Cola de serpiente

Una serpiente hambrienta deambulaba por el desierto en busca de comida. Era una búsqueda complicada porque el desierto ofrecía una abundante escasez de pequeños animales aptos para el consumo del reptil. La serpiente tenía tanto hambre que apenas podía arrastrarse en la arena.
De repente, al darse vuelta divisó algo que se movía. Pensó que podía tratarse de un espejismo, pero miró mejor y volvió a moverse. La serpiente se relamió y se acercó sigilosamente hasta que comprobó que se trataba de su propia cola.
Decepcionada, la serpiente apoyó la cabeza en la arena. Pasaron algunos minutos, luego algunas horas, sin que apareciera una presa. En un momento la serpiente sintió la tentación de comer su propia cola. Pero no estaba segura.
Lo pensó un rato. Analizó pros y contras. Por un lado, su propia cola sin duda contenía nutrientes que en ese momento le eran indispensables. También pensó que con menos cuerpo que sostener podría vivir un rato más. Pero, por otro lado, no sabría encontrar el final de la cola. Existía el riesgo de comer más de lo aconsejable. Incluso estaba el riesgo de comerse toda y desaparecer de la faz de la tierra.
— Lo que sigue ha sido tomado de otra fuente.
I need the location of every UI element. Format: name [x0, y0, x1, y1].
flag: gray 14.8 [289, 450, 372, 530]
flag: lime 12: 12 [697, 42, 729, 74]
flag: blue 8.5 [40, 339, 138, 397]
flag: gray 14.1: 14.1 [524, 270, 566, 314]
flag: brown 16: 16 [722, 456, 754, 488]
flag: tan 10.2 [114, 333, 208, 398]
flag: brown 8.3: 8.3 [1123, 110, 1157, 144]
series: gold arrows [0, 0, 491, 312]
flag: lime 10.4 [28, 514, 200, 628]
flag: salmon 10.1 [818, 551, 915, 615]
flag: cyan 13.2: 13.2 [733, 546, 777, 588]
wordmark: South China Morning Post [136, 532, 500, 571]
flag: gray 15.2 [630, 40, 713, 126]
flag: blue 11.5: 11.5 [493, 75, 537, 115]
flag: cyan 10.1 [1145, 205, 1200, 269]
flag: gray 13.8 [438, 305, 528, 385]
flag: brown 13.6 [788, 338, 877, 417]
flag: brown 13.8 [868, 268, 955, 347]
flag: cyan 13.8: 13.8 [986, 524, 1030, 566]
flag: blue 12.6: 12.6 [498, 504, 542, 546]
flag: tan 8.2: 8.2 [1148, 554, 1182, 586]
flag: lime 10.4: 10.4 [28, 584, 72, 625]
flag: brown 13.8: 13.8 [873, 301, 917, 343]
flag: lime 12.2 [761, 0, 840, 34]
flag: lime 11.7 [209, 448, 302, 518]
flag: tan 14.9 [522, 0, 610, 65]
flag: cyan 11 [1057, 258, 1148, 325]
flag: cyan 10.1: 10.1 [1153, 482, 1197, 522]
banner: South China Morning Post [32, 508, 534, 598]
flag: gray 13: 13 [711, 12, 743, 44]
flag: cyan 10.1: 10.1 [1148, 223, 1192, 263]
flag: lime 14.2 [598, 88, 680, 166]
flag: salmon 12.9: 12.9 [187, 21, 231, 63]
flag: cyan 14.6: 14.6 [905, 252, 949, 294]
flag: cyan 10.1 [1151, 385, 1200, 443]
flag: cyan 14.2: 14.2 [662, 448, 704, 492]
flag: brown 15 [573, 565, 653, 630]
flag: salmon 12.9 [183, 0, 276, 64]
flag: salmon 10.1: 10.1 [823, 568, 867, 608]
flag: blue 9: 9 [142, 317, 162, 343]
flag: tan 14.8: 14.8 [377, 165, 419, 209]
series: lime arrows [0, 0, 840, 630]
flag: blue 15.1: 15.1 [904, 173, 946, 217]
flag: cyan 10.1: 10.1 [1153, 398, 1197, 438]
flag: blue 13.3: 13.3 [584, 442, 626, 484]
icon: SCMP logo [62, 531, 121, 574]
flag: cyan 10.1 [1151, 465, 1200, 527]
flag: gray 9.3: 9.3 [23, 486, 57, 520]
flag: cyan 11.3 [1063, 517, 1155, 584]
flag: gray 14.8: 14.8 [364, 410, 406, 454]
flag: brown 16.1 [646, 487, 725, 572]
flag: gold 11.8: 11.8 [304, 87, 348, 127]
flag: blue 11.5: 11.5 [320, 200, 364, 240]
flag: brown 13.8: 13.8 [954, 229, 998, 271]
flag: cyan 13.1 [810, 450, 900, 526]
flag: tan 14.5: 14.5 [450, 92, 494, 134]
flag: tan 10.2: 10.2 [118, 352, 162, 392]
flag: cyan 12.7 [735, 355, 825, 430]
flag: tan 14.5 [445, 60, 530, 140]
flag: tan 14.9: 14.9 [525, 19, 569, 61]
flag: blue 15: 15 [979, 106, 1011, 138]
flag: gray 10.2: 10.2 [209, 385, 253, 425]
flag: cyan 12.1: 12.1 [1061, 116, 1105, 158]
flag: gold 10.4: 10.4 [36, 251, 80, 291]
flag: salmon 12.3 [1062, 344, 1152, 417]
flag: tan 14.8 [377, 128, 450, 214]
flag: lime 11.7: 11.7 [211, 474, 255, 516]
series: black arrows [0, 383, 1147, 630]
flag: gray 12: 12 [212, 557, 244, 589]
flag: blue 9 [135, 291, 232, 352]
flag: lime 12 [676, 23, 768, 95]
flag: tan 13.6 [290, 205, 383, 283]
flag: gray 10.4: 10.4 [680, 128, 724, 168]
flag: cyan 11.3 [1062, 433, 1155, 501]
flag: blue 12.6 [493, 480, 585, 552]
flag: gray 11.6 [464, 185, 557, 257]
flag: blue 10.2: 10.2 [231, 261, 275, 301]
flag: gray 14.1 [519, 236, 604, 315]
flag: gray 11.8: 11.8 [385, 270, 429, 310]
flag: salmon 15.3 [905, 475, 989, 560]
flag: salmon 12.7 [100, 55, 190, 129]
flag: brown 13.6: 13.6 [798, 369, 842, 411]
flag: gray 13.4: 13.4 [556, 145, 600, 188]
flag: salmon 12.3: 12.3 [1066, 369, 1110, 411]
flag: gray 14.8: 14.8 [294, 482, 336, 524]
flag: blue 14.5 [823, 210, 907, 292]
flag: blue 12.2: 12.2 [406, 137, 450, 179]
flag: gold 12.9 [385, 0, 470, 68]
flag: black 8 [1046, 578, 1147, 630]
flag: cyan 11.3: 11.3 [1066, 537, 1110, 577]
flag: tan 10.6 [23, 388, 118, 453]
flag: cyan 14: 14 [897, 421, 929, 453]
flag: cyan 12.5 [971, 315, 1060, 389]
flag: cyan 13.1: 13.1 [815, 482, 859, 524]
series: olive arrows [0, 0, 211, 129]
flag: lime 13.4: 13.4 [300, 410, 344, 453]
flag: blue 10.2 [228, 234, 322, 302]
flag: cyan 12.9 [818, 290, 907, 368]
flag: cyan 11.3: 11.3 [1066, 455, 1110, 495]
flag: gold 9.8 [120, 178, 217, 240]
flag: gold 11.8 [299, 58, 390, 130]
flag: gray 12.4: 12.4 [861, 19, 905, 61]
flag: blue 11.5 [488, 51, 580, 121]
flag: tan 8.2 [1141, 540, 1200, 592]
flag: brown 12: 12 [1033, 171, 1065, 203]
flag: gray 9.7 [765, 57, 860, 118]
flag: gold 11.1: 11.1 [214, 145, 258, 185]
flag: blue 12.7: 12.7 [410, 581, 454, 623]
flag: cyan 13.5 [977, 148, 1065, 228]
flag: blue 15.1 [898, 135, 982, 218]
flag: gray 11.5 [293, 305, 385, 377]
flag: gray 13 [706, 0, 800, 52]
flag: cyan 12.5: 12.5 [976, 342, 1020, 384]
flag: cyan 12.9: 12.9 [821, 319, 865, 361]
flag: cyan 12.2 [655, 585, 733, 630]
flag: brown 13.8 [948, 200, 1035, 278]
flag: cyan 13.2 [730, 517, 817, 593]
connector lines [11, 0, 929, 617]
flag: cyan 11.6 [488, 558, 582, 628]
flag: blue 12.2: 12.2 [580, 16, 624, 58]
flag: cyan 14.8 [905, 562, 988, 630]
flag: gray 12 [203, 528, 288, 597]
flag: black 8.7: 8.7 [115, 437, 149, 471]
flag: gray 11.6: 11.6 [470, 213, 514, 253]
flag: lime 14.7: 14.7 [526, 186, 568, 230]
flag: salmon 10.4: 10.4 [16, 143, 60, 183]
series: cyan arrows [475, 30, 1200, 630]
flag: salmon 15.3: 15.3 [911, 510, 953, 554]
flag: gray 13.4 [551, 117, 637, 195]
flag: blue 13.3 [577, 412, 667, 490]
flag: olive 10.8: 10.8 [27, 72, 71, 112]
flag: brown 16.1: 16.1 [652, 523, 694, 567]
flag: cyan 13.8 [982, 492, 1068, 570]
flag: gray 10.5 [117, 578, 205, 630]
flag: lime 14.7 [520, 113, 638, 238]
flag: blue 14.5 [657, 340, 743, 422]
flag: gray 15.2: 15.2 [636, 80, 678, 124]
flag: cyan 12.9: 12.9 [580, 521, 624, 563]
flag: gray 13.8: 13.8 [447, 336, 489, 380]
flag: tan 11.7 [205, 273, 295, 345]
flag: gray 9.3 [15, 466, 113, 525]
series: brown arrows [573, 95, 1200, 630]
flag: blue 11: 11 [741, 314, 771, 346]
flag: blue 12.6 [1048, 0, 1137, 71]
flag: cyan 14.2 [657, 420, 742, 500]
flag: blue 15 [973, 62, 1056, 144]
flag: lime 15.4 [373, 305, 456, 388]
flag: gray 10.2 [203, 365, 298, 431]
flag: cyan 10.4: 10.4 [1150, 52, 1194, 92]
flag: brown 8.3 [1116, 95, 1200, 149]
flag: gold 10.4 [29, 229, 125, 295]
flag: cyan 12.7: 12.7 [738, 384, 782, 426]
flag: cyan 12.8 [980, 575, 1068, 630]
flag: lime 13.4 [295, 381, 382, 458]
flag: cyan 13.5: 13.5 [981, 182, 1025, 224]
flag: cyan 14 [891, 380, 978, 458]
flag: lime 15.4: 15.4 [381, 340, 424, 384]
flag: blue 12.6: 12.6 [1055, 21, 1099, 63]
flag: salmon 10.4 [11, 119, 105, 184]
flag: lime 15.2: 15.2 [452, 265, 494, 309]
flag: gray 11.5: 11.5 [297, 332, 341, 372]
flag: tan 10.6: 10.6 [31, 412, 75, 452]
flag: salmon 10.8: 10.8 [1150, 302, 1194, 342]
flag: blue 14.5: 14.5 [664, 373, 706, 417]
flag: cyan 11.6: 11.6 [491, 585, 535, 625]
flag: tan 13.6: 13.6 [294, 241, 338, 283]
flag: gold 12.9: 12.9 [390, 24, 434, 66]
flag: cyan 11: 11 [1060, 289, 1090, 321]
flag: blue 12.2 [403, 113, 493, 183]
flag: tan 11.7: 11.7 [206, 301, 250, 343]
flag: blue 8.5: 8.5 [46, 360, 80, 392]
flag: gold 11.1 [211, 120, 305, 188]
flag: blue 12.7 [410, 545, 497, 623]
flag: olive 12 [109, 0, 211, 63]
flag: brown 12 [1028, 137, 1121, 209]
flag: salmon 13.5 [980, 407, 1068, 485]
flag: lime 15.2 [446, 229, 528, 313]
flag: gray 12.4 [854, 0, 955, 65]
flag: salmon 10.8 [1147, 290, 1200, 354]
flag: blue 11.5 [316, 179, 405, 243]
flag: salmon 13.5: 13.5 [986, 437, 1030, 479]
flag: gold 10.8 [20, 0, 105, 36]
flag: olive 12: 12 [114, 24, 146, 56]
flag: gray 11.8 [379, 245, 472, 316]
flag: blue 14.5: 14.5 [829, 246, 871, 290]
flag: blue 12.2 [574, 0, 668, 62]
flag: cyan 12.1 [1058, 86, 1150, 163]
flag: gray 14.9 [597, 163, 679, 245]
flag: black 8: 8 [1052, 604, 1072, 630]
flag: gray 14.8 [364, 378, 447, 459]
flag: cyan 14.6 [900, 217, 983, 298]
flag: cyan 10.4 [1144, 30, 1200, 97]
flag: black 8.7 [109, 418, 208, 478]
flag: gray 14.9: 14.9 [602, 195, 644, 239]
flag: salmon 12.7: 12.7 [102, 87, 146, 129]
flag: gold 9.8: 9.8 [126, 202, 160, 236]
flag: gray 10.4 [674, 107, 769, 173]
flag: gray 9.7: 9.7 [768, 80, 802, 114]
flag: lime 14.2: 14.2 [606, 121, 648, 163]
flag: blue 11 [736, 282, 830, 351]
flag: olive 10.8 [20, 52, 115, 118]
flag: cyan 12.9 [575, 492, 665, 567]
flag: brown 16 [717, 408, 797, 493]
Al fin decidió que no tenía mucha opción. No había otro ser vivo en la cercanía. Llevó su cabeza hasta su cola y la mordió. Su intención era evitar inyectarse veneno, pero no llegó a esa instancia porque el cascabel de la punta de su cola le rompió los dientes.
La serpiente, derrotada y con menos chances de conseguir comida, decidió dedicar las energías que le restaban a buscar la costa para encontrar algún animal blando.